Jakarta – Asosiasi Penyelenggara Jasa Internet Indonesia (APJII) memberikan langkah-langkah atau tips untuk menghindari serangan cyber oleh kelompok hacker jelang Pilkada Serentak 2024.
“Ya pada prinsipnya sistem itu atau aplikasi itu harus selalu update keamanan ya itu harus selalu update keamanannya, untuk betul-betul menjaga potensi-potensi gangguan,” tegas Kabid Keamanan Siber APJII Dr. Arry Abdi Syalman, hari ini.
Lebih lanjut, Arry mengatakan bahwa penyelenggara Pemilu khususnya KPU sendiri dalam hal ini sudah mendapatkan pengawasan langsung dari instansi yang berwenang seperti Badan Siber, Sandi Negara dan juga Polri. Namun, dia mengingatkan ada hal yang perlu dihindari yakni adanya kelalaian atau kekeliruan SDM nya.
“Jadi SDM-nya gimana? SDM-nya ini terus diliterasi, terus diedukasi untuk melakukan, mengutamakan sistem proteksi mereka. Jadi secanggih-canggihnya sistem itu pun pasti ada potensi kebocoran, ada potensi kelemahan. Tapi ini apabila terus dioptimalkan sistemnya, dan selalu dilakukan update serta sering memantau. Harus sering memantau. Jadi harus sering memantau kira-kira ada potensi apa yang kemungkinan terjadi. Seperti apa berjalannya sistem sehari ini? Lancar nggak? Atau mungkin ada sesuatu gangguan harus segera dilakukan mitigasi, harus segera dilakukan deteksi,” bebernya.
Arry pun memprediksi bentuk serangan-serangan cyber di Pilkada Serentak 2024 tidak beda jauh dari tren serangan sebelumnya seperti malware, maupun kesalahan domain atau lainnya. Namun, kata dia, secara kualias dan kuantitasnya bertambah.
“Kurang lebih bentuk serangannya sama saja hanya mungkin kualitas dan kuantitasnya aja yang bertambah. Jadi yang mungkin tadinya serangannya punya power ketika kita kategorikan nilainya lima bisa menjadi tujuh.
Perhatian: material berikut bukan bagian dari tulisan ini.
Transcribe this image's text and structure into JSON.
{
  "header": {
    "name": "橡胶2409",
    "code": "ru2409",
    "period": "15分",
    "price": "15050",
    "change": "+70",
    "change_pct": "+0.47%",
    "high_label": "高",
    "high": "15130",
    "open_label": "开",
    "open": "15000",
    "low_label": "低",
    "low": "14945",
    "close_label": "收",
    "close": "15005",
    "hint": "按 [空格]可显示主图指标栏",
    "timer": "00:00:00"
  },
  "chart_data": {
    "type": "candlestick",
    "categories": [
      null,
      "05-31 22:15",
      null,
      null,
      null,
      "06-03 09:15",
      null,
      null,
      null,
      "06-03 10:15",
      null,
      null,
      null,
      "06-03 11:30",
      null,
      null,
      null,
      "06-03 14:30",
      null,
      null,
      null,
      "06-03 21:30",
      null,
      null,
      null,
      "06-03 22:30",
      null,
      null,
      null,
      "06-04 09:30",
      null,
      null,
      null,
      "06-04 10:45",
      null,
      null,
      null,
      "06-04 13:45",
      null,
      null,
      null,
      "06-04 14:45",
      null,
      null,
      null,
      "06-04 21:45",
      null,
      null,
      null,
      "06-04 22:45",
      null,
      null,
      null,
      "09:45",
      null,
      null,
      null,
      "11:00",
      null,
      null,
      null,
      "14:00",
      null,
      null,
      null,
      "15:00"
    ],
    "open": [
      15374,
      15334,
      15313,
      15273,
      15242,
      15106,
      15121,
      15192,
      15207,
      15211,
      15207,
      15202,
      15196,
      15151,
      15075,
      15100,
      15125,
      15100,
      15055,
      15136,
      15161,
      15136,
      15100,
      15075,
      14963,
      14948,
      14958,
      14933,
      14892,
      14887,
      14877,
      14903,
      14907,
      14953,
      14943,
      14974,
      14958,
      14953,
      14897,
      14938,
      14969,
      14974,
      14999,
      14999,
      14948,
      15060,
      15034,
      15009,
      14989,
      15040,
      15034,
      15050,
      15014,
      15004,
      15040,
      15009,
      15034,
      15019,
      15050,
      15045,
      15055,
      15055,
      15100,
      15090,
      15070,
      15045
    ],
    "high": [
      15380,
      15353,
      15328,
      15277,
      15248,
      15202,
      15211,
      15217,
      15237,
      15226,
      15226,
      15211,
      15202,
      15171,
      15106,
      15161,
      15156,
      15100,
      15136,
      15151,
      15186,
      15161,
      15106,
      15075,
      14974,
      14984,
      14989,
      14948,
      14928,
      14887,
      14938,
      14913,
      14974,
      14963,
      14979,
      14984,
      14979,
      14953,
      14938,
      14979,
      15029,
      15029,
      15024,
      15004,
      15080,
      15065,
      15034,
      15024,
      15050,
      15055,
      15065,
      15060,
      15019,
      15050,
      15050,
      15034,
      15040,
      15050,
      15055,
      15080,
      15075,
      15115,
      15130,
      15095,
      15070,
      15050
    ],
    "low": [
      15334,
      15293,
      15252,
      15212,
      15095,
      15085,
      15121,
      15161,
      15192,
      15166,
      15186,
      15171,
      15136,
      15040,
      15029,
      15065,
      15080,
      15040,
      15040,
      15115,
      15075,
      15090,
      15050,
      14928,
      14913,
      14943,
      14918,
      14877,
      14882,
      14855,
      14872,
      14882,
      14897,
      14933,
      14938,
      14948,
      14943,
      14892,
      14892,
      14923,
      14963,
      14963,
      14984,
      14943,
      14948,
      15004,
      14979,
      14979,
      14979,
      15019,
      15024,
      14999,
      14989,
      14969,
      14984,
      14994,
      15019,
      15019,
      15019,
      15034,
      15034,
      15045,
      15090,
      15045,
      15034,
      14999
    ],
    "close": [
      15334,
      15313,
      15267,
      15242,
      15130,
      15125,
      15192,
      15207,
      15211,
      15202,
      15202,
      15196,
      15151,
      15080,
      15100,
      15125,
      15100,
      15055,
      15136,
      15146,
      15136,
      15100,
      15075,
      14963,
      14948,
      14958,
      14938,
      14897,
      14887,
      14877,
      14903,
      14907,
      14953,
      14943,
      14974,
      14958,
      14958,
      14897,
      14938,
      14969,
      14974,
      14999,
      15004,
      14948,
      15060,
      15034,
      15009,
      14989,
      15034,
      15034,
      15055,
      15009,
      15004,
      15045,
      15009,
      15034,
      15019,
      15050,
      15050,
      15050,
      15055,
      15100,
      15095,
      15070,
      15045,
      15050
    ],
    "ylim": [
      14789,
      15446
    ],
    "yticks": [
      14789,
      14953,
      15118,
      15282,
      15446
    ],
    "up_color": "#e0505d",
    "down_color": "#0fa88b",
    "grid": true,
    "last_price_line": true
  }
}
Kemudian jumlah serangannya yang tadinya cuma dua mungkin bisa sepuluh nah itu terjadi karena kondisi monitoring serangan siber kita itu memonitoring anomali serangan itu terus meningkat,” sebutnya lagi.
Lebih jauh, Arry juga berpesan adanya teknologi artificial intelligence (Ai) agar tidak disalahgunakan untuk penyebaran hoax, black campaign jelang maupun saat pelaksanaan Pilkada. Sehingga, kata dia, masyarakat Indonesia harus melakukan perlawanan terhadap bentuk informasi tersebut.
“Kita harus lawan informasi hoax tersebut. Namun kita belum mampu menciptakan mesin yang bisa secara detail untuk memanfaatkan artificial intelligence nya membaca atau mengenali keyword bahwa ini hoax, kenapa? karena teknologi kecerdasan buatan itu tidak memiliki rasa yang bisa mendefinisikan,” sebutnya.
“Sehingga ini memang obatnya ya harus memberikan literasi yang maksimal ke masyarakat itu aja,” kata Arry lagi.
Selain itu untuk mencegah peredaran hoax, hate speech, black campaign diruang publik, lanjut dia, adalah menumbuhkan kesadaran masyarakat bagaimana memahami informasi yang valid dan tidak valid dan selalu menghimbau masyarakat untuk bisa melakukan konfirmasi, pengecekan secara mendalam terhadap suatu informasi-informasi yang diterima.
“Apalagi berkaitan dengan informasi-informasi yang sensitif seperti itu,” ucapnya.
Oleh karenanya, Arry menghimbau kepada masyarakat untuk bijak dalam menggunakan perangkat telekomunikasi di platform media sosial. Bahwa apa yang di manfaatkan untuk berkomunikasi tidak untuk melakukan hal-hal yang negatif.
“Misalnya menerima informasi begitu saja dan menyebarkannya, kemudian yang kedua melakukan propaganda atau teknik-teknik tertentu disebarluaskan ke khalayak luas, kemudian memberitakan sesuatu yang tidak benar ini agar bisa dihindari. Jadi bijaklah dalam menggunakan teknologi komunikasi itu saja,” pungkasnya.